Within minutes, she resumed her subordinate role. Smiling flirtatiously, she came up to me, put her arms around my neck and pressed cool lips to mine. We were playing a different game and clearly with marked cards, but this was our only possibility of appearing natural. This was why we could ask each other in jest, “How did this happen?” and I could ask, as was expected of me, “When can we get together again?” to which she naturally replied, “Who knows, I really can’t say, this was utter madness.” We made playful gestures with our hands, trying not to appear distracted, and kissed each other deliberately but without too much insistence. In both of us the tide was ebbing like life taking its farewell. She gave me another kiss as we said goodbye on the landing, a kiss which gathered up what little passion remained. She did not cast so much as another glance at S.’s portrait.

I slowly closed the door, returned to the studio, feeling physically tired, mentally distracted, torn between the modest triumph of easy conquest and the irony of having to confess to myself that I had made no conquest whatsoever. Of the two of us, she alone had got what she wanted, she alone had been free.
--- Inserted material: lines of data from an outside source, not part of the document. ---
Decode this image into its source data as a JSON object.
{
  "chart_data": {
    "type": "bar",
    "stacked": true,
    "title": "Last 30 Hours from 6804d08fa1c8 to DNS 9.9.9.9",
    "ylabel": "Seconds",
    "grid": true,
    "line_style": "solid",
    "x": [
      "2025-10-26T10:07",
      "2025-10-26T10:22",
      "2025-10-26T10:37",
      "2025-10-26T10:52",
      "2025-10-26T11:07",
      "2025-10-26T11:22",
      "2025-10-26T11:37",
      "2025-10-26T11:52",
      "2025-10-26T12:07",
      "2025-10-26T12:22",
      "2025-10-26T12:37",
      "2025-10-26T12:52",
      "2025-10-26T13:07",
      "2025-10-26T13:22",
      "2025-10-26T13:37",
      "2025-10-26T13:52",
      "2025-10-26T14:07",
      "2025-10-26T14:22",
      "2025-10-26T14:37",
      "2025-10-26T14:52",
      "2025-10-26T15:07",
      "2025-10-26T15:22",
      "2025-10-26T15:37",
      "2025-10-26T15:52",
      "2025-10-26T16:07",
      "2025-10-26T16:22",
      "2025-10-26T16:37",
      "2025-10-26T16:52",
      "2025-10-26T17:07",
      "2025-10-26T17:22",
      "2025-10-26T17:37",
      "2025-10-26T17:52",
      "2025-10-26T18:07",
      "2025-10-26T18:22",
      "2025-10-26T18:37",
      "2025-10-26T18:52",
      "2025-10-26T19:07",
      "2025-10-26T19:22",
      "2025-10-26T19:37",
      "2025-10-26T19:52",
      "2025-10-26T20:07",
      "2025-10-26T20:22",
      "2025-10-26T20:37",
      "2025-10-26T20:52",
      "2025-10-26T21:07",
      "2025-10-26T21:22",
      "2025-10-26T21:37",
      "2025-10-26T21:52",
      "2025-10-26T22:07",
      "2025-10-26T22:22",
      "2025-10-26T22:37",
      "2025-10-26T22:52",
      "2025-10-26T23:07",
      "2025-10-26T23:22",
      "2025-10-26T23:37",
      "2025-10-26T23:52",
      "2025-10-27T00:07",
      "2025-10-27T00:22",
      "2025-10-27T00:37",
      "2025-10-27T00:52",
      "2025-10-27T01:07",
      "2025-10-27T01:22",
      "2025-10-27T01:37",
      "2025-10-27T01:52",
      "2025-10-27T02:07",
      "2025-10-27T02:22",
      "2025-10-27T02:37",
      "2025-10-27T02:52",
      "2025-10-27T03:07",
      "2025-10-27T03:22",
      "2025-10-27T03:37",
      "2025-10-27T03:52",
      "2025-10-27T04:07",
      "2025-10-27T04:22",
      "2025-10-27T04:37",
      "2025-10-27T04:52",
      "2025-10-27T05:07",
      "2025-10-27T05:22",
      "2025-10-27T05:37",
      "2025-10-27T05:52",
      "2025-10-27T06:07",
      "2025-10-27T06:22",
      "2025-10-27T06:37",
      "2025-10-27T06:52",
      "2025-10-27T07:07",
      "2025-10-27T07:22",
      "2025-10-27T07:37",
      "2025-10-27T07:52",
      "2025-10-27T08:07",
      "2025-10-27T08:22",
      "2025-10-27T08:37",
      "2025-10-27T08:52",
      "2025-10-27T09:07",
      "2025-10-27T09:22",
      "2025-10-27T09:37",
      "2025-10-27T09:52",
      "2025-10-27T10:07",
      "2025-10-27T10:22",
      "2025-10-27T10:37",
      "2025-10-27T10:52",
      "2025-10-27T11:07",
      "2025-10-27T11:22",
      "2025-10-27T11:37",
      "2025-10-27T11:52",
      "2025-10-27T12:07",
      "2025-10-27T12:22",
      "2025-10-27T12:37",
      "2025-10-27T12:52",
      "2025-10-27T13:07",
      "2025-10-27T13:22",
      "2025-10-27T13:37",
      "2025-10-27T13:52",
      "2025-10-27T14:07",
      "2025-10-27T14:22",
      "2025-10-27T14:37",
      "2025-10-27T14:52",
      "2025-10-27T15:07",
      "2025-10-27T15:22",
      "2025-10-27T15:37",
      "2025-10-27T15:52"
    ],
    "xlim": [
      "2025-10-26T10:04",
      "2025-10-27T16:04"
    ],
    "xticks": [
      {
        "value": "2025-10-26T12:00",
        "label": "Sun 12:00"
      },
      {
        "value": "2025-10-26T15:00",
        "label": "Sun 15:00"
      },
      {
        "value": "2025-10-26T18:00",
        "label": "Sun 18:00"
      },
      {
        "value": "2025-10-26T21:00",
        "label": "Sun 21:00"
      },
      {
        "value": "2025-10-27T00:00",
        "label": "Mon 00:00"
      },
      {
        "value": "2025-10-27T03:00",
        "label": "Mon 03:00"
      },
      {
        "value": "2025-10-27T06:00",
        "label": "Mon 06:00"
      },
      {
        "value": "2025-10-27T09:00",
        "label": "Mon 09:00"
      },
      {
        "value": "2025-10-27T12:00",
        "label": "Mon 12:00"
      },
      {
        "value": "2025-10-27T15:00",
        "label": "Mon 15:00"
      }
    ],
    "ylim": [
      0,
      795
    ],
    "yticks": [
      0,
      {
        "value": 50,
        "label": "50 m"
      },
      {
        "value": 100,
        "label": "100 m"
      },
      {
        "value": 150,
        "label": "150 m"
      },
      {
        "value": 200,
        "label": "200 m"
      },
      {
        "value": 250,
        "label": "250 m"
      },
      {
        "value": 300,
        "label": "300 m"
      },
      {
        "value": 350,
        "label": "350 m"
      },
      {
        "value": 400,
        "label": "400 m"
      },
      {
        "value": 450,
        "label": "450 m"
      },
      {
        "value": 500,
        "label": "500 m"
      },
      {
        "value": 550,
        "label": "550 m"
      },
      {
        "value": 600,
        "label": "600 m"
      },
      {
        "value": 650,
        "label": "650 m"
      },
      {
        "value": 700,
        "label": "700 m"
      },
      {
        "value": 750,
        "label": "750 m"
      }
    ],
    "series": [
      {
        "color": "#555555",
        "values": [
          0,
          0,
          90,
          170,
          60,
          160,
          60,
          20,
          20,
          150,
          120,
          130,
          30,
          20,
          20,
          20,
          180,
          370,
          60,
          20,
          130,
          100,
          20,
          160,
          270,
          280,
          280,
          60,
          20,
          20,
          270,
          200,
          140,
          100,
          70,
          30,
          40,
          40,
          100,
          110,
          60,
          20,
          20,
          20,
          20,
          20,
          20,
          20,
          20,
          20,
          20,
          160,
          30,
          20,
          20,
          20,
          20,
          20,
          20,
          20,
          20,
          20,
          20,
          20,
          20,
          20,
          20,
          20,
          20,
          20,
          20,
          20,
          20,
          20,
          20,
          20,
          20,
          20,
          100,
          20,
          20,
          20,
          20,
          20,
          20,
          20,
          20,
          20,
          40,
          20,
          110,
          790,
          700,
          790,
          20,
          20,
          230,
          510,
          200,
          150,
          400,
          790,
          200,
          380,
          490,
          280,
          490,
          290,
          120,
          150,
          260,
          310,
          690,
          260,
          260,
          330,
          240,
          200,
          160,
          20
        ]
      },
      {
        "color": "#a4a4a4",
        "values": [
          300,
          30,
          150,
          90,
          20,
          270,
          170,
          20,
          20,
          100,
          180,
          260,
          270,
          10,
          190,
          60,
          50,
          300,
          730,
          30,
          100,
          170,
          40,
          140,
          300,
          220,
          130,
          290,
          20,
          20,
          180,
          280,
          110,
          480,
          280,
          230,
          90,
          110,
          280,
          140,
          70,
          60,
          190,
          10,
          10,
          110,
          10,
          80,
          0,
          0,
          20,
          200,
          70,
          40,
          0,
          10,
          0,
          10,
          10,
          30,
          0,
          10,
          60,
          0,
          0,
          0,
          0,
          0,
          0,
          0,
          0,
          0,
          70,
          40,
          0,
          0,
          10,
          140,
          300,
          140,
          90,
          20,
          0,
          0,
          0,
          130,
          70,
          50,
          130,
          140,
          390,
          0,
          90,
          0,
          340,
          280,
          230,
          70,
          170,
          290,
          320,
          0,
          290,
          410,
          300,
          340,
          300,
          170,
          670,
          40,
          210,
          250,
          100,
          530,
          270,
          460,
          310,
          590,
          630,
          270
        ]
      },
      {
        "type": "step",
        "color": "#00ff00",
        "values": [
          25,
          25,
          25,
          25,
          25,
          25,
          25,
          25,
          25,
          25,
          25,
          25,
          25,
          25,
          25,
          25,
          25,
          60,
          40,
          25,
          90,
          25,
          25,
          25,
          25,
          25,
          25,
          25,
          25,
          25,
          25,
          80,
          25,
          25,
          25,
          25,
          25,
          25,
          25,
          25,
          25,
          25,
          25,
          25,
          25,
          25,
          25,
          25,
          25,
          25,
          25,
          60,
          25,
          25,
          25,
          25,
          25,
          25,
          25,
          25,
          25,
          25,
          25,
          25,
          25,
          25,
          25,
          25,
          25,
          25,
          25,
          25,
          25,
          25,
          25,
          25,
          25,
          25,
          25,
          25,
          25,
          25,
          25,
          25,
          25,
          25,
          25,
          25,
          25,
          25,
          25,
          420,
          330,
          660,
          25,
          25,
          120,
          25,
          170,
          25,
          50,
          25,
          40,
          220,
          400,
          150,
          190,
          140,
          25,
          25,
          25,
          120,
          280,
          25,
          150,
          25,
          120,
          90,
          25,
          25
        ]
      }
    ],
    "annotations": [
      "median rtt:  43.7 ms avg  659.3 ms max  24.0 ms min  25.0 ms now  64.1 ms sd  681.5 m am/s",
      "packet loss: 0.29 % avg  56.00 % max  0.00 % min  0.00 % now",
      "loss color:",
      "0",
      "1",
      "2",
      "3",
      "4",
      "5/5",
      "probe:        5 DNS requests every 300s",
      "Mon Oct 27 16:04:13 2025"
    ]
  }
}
As for me, I had passively played an active role (a contradictory and redundant statement) in a farce, the silent servant who delivers the letter whereby the plot unfolds. I shook my Saint Antony by the hand (the position of the right arm allows for this) and stroked his friar’s tonsure. No one can dissuade me from believing that the pitchers this saint shattered were a subtle disguise for the hymens he penetrated. But Saint Antony was so conciliatory toward the world, so friendly toward women, that the pitchers were miraculously restored, but not those virginities, and just as well. Repeating these witticisms of a somewhat unimaginative heretic, I went off to run a bath. Waiting for the bath to fill, I stood there watching the hot water gushing from the tap and listening to the hissing of the heater in the kitchen next door. Perhaps I was feeling a little lonely. Night was starting to fall. When I finally turned off the tap, all I could hear at first was total silence, but as I began undressing I could hear the (discreet) sound of singing coming from my neighbor’s radio. I could barely make out the words in French, let alone identify the voice, which might have been that of Leo Ferré or Serge Reggiani. Both middle-aged, one step away from what they do not want, one step away from that last remaining phase which they fear might be all too short: the time it takes to get into a warm bath and lie there, as the building settles down for the night, as the body cools down and the water with it, only the dripping tap persisting as one waits to see if someone will notice before the water overflows and floods the flat below. On an impulse which I made no attempt to restrain, I pulled out the plug. The water quickly disappeared right down to the final gurgle coming from that antiquated plumbing. Then, saved from death, I turned on the shower and washed myself. Quickly. And within minutes, half dried and wrapped in a dressing gown, I looked through one of the studio windows at the night sky and the lights on the river. Darkness everywhere. “What’s happening?” I asked myself.